For best results, complete 2-3 sets of 10-15 repetitions for each leg.
Dangle your stress away with a bar hang
It doesn’t matter if it’s staring at a computer screen all day, or sitting behind the wheel — our spines can take a serious beating throughout the day.
One of the best ways to relieve the tension in your spine is by letting your body hang freely. This allows your muscles all the way from your shoulders to your hips to completely stretch out. It also helps to decompress spinal discs, realign shoulders, and even look and feel taller due to better posture!
Hang on to a pull-up bar with both hands and slowly relax your shoulders and back one vertebra at a time. Allow your body to hang freely and relax as much as possible — be careful not to relax so much that you forget to hang on! It’s ideal to hang for 1-2 minutes, but if you’re just starting out, shoot for 30 seconds.
Strengthen your core by holding in plank
Sit-ups or crunches were once the gold standard for tight abs and a tiny waist. These exercises have more recently fallen out of favour because they are very hard on your back and spine. And even in the best of conditions, they only target a few muscle groups. Planks are a low-impact exercise that target your entire core, which strengthens the muscles you use to move each day.

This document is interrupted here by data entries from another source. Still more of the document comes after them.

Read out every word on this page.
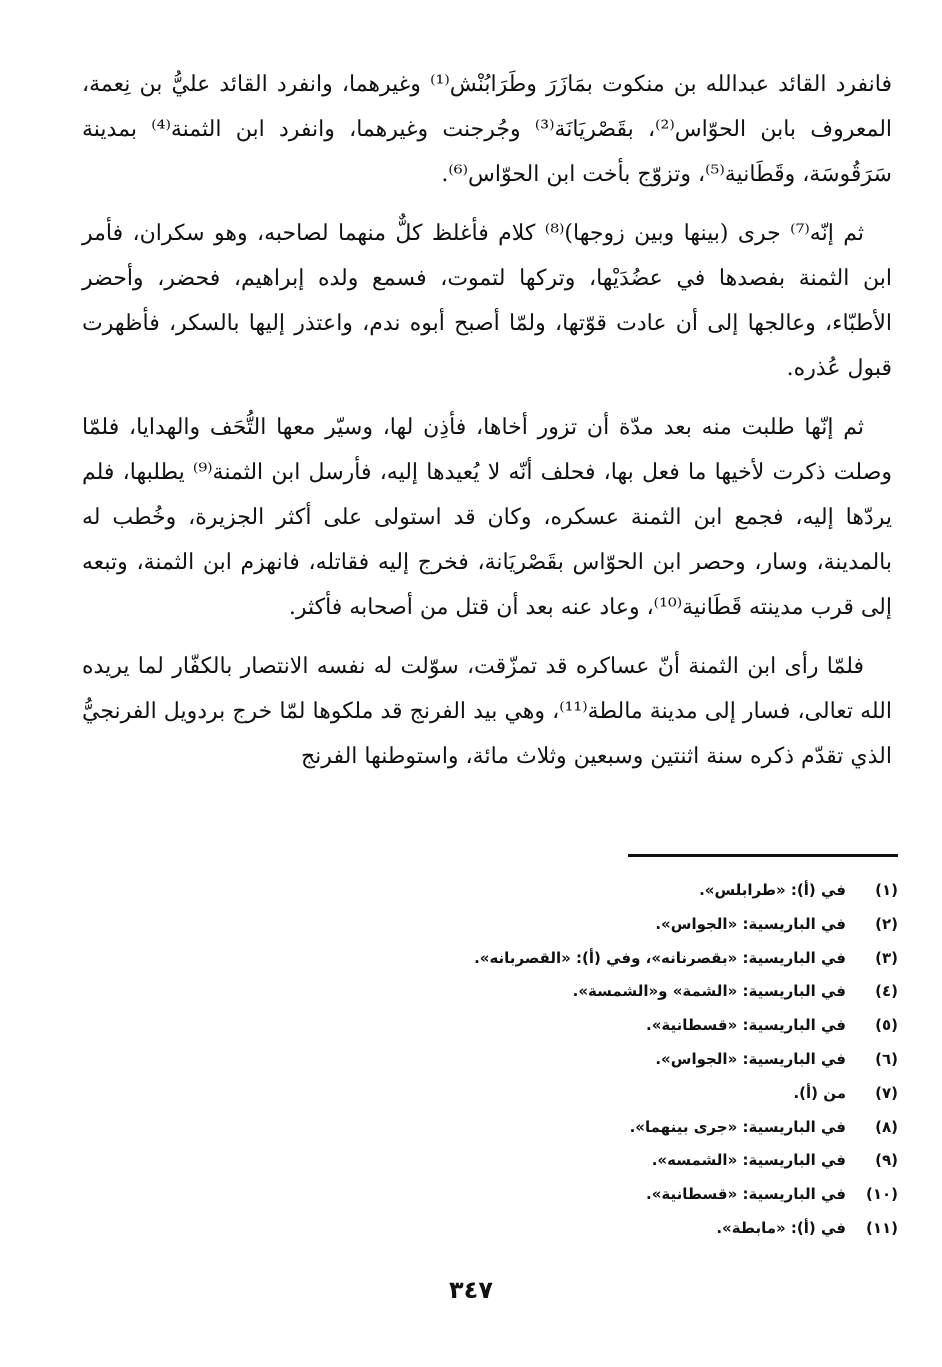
فانفرد القائد عبدالله بن منكوت بمَازَرَ وطَرَابُنْش⁽¹⁾ وغيرهما، وانفرد القائد عليُّ بن نِعمة، المعروف بابن الحوّاس⁽²⁾، بقَصْريَانَة⁽³⁾ وجُرجنت وغيرهما، وانفرد ابن الثمنة⁽⁴⁾ بمدينة سَرَقُوسَة، وقَطَانية⁽⁵⁾، وتزوّج بأخت ابن الحوّاس⁽⁶⁾.

ثم إنّه⁽⁷⁾ جرى (بينها وبين زوجها)⁽⁸⁾ كلام فأغلظ كلٌّ منهما لصاحبه، وهو سكران، فأمر ابن الثمنة بفصدها في عضُدَيْها، وتركها لتموت، فسمع ولده إبراهيم، فحضر، وأحضر الأطبّاء، وعالجها إلى أن عادت قوّتها، ولمّا أصبح أبوه ندم، واعتذر إليها بالسكر، فأظهرت قبول عُذره.

ثم إنّها طلبت منه بعد مدّة أن تزور أخاها، فأذِن لها، وسيّر معها التُّحَف والهدايا، فلمّا وصلت ذكرت لأخيها ما فعل بها، فحلف أنّه لا يُعيدها إليه، فأرسل ابن الثمنة⁽⁹⁾ يطلبها، فلم يردّها إليه، فجمع ابن الثمنة عسكره، وكان قد استولى على أكثر الجزيرة، وخُطب له بالمدينة، وسار، وحصر ابن الحوّاس بقَصْريَانة، فخرج إليه فقاتله، فانهزم ابن الثمنة، وتبعه إلى قرب مدينته قَطَانية⁽¹⁰⁾، وعاد عنه بعد أن قتل من أصحابه فأكثر.

فلمّا رأى ابن الثمنة أنّ عساكره قد تمزّقت، سوّلت له نفسه الانتصار بالكفّار لما يريده الله تعالى، فسار إلى مدينة مالطة⁽¹¹⁾، وهي بيد الفرنج قد ملكوها لمّا خرج بردويل الفرنجيُّ الذي تقدّم ذكره سنة اثنتين وسبعين وثلاث مائة، واستوطنها الفرنج

(١)
في (أ): «طرابلس».
(٢)
في الباريسية: «الجواس».
(٣)
في الباريسية: «بقصرنانه»، وفي (أ): «القصربانه».
(٤)
في الباريسية: «الشمة» و«الشمسة».
(٥)
في الباريسية: «قسطانية».
(٦)
في الباريسية: «الجواس».
(٧)
من (أ).
(٨)
في الباريسية: «جرى بينهما».
(٩)
في الباريسية: «الشمسه».
(١٠)
في الباريسية: «قسطانية».
(١١)
في (أ): «مابطة».
٣٤٧
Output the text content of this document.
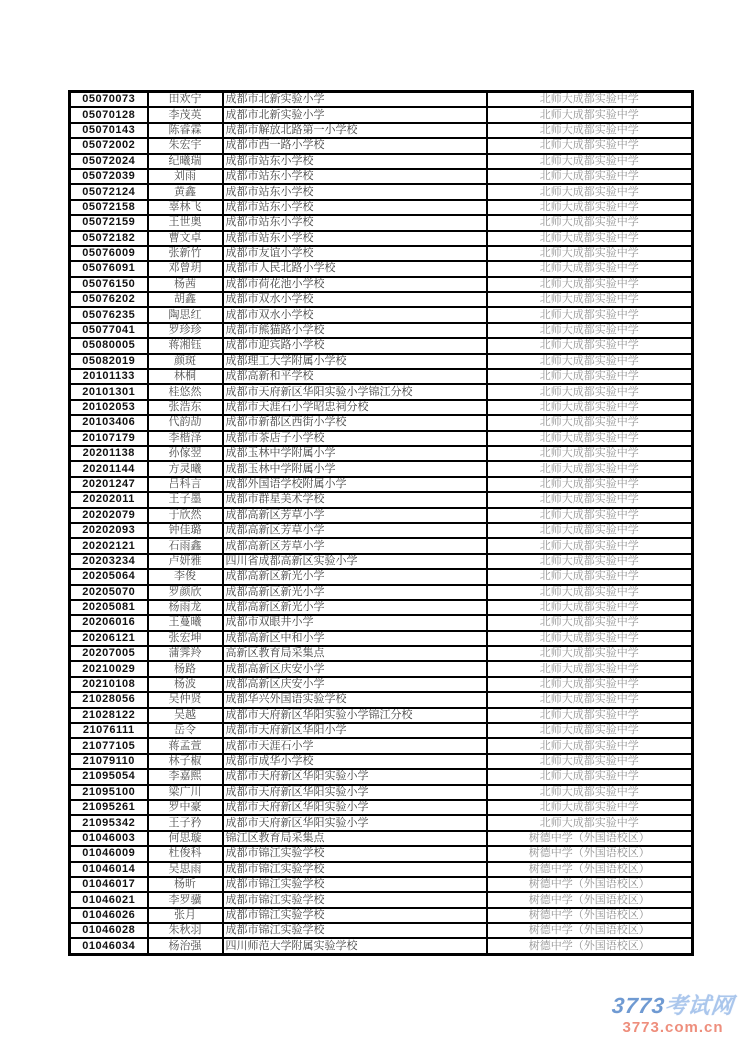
05070073	田欢宁	成都市北新实验小学	北师大成都实验中学
05070128	李茂英	成都市北新实验小学	北师大成都实验中学
05070143	陈睿霖	成都市解放北路第一小学校	北师大成都实验中学
05072002	朱宏宇	成都市西一路小学校	北师大成都实验中学
05072024	纪曦瑞	成都市站东小学校	北师大成都实验中学
05072039	刘雨	成都市站东小学校	北师大成都实验中学
05072124	黄鑫	成都市站东小学校	北师大成都实验中学
05072158	辜林飞	成都市站东小学校	北师大成都实验中学
05072159	王世奥	成都市站东小学校	北师大成都实验中学
05072182	曹文卓	成都市站东小学校	北师大成都实验中学
05076009	张新竹	成都市友谊小学校	北师大成都实验中学
05076091	邓曾玥	成都市人民北路小学校	北师大成都实验中学
05076150	杨茜	成都市荷花池小学校	北师大成都实验中学
05076202	胡鑫	成都市双水小学校	北师大成都实验中学
05076235	陶思红	成都市双水小学校	北师大成都实验中学
05077041	罗珍珍	成都市熊猫路小学校	北师大成都实验中学
05080005	蒋湘钰	成都市迎宾路小学校	北师大成都实验中学
05082019	颜斑	成都理工大学附属小学校	北师大成都实验中学
20101133	林桐	成都高新和平学校	北师大成都实验中学
20101301	桂悠然	成都市天府新区华阳实验小学锦江分校	北师大成都实验中学
20102053	张浩东	成都市天涯石小学昭忠祠分校	北师大成都实验中学
20103406	代韵劼	成都市新都区西街小学校	北师大成都实验中学
20107179	李楷泽	成都市茶店子小学校	北师大成都实验中学
20201138	孙傢翌	成都玉林中学附属小学	北师大成都实验中学
20201144	方灵曦	成都玉林中学附属小学	北师大成都实验中学
20201247	吕科言	成都外国语学校附属小学	北师大成都实验中学
20202011	王子墨	成都市群星美术学校	北师大成都实验中学
20202079	于欣然	成都高新区芳草小学	北师大成都实验中学
20202093	钟佳璐	成都高新区芳草小学	北师大成都实验中学
20202121	石雨鑫	成都高新区芳草小学	北师大成都实验中学
20203234	卢妍雅	四川省成都高新区实验小学	北师大成都实验中学
20205064	李俊	成都高新区新光小学	北师大成都实验中学
20205070	罗颜欣	成都高新区新光小学	北师大成都实验中学
20205081	杨雨龙	成都高新区新光小学	北师大成都实验中学
20206016	王蔓曦	成都市双眼井小学	北师大成都实验中学
20206121	张宏坤	成都高新区中和小学	北师大成都实验中学
20207005	蒲霁羚	高新区教育局采集点	北师大成都实验中学
20210029	杨路	成都高新区庆安小学	北师大成都实验中学
20210108	杨波	成都高新区庆安小学	北师大成都实验中学
21028056	吴仲贤	成都华兴外国语实验学校	北师大成都实验中学
21028122	吴越	成都市天府新区华阳实验小学锦江分校	北师大成都实验中学
21076111	岳令	成都市天府新区华阳小学	北师大成都实验中学
21077105	蒋孟萱	成都市天涯石小学	北师大成都实验中学
21079110	林子椒	成都市成华小学校	北师大成都实验中学
21095054	李嘉熙	成都市天府新区华阳实验小学	北师大成都实验中学
21095100	梁广川	成都市天府新区华阳实验小学	北师大成都实验中学
21095261	罗中豪	成都市天府新区华阳实验小学	北师大成都实验中学
21095342	王子矜	成都市天府新区华阳实验小学	北师大成都实验中学
01046003	何思璇	锦江区教育局采集点	树德中学（外国语校区）
01046009	杜俊科	成都市锦江实验学校	树德中学（外国语校区）
01046014	吴思雨	成都市锦江实验学校	树德中学（外国语校区）
01046017	杨昕	成都市锦江实验学校	树德中学（外国语校区）
01046021	李罗骥	成都市锦江实验学校	树德中学（外国语校区）
01046026	张月	成都市锦江实验学校	树德中学（外国语校区）
01046028	朱秋羽	成都市锦江实验学校	树德中学（外国语校区）
01046034	杨治强	四川师范大学附属实验学校	树德中学（外国语校区）
3773考试网
3773.com.cn
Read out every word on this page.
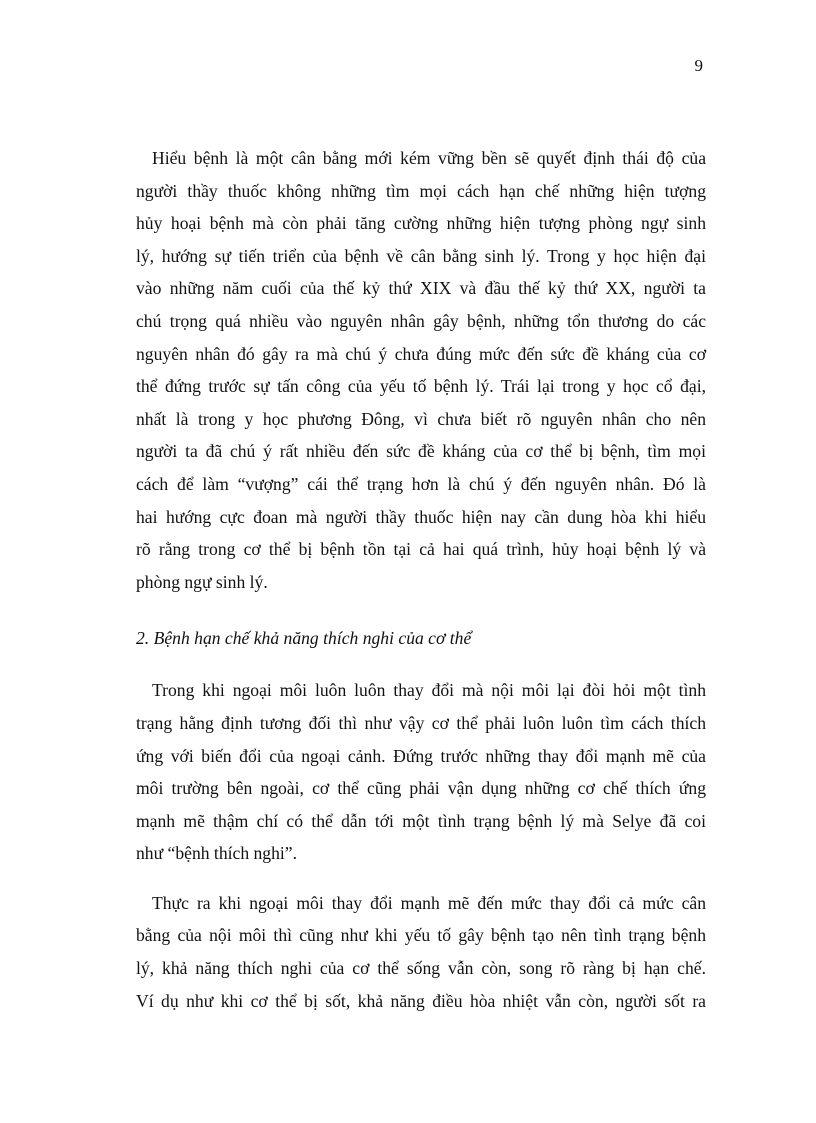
9
Hiểu bệnh là một cân bằng mới kém vững bền sẽ quyết định thái độ của
người thầy thuốc không những tìm mọi cách hạn chế những hiện tượng
hủy hoại bệnh mà còn phải tăng cường những hiện tượng phòng ngự sinh
lý, hướng sự tiến triển của bệnh về cân bằng sinh lý. Trong y học hiện đại
vào những năm cuối của thế kỷ thứ XIX và đầu thế kỷ thứ XX, người ta
chú trọng quá nhiều vào nguyên nhân gây bệnh, những tổn thương do các
nguyên nhân đó gây ra mà chú ý chưa đúng mức đến sức đề kháng của cơ
thể đứng trước sự tấn công của yếu tố bệnh lý. Trái lại trong y học cổ đại,
nhất là trong y học phương Đông, vì chưa biết rõ nguyên nhân cho nên
người ta đã chú ý rất nhiều đến sức đề kháng của cơ thể bị bệnh, tìm mọi
cách để làm “vượng” cái thể trạng hơn là chú ý đến nguyên nhân. Đó là
hai hướng cực đoan mà người thầy thuốc hiện nay cần dung hòa khi hiểu
rõ rằng trong cơ thể bị bệnh tồn tại cả hai quá trình, hủy hoại bệnh lý và
phòng ngự sinh lý.
2. Bệnh hạn chế khả năng thích nghi của cơ thể
Trong khi ngoại môi luôn luôn thay đổi mà nội môi lại đòi hỏi một tình
trạng hằng định tương đối thì như vậy cơ thể phải luôn luôn tìm cách thích
ứng với biến đổi của ngoại cảnh. Đứng trước những thay đổi mạnh mẽ của
môi trường bên ngoài, cơ thể cũng phải vận dụng những cơ chế thích ứng
mạnh mẽ thậm chí có thể dẫn tới một tình trạng bệnh lý mà Selye đã coi
như “bệnh thích nghi”.
Thực ra khi ngoại môi thay đổi mạnh mẽ đến mức thay đổi cả mức cân
bằng của nội môi thì cũng như khi yếu tố gây bệnh tạo nên tình trạng bệnh
lý, khả năng thích nghi của cơ thể sống vẫn còn, song rõ ràng bị hạn chế.
Ví dụ như khi cơ thể bị sốt, khả năng điều hòa nhiệt vẫn còn, người sốt ra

- Come down onto your hands and knees;
- Hold yourself up on your elbows and cross your arms so each hand grasps the opposite elbow;
- Carefully extend your legs so you’re supported on the toes of your foot, as if you’re about to do a push-up;
- Keep your back straight, and your abdominal muscles pulled up and in.
Many people find this exercise quite difficult, especially when they’re first starting out. But keep at it, and you’ll be reaping the benefits of a solid core in no time!
Stay fit with a squat
There are many reasons that squats are so popular. Squats target the muscles in the legs, lower back, and core while helping you strengthen your muscles and burn fat. There are also a variety of different squats for different skill levels that will help you engage a variety of muscle groups. Here is how to perform a basic squat.
- Stand with your feet shoulder-width apart and your toes pointing slightly outward;
- Your arms should be straight out in front for balance;
- Bend the knees as you push your hips backward;
- Be sure to keep your back straight and your torso upright!
You should feel like you’re trying to sit down in an invisible chair. Once your knees have reached a 90-degree angle (or slightly lower) push back up through the balls of your feet and strengthen your legs. If you’re new to squats, aim for 3 sets of 12-15 reps.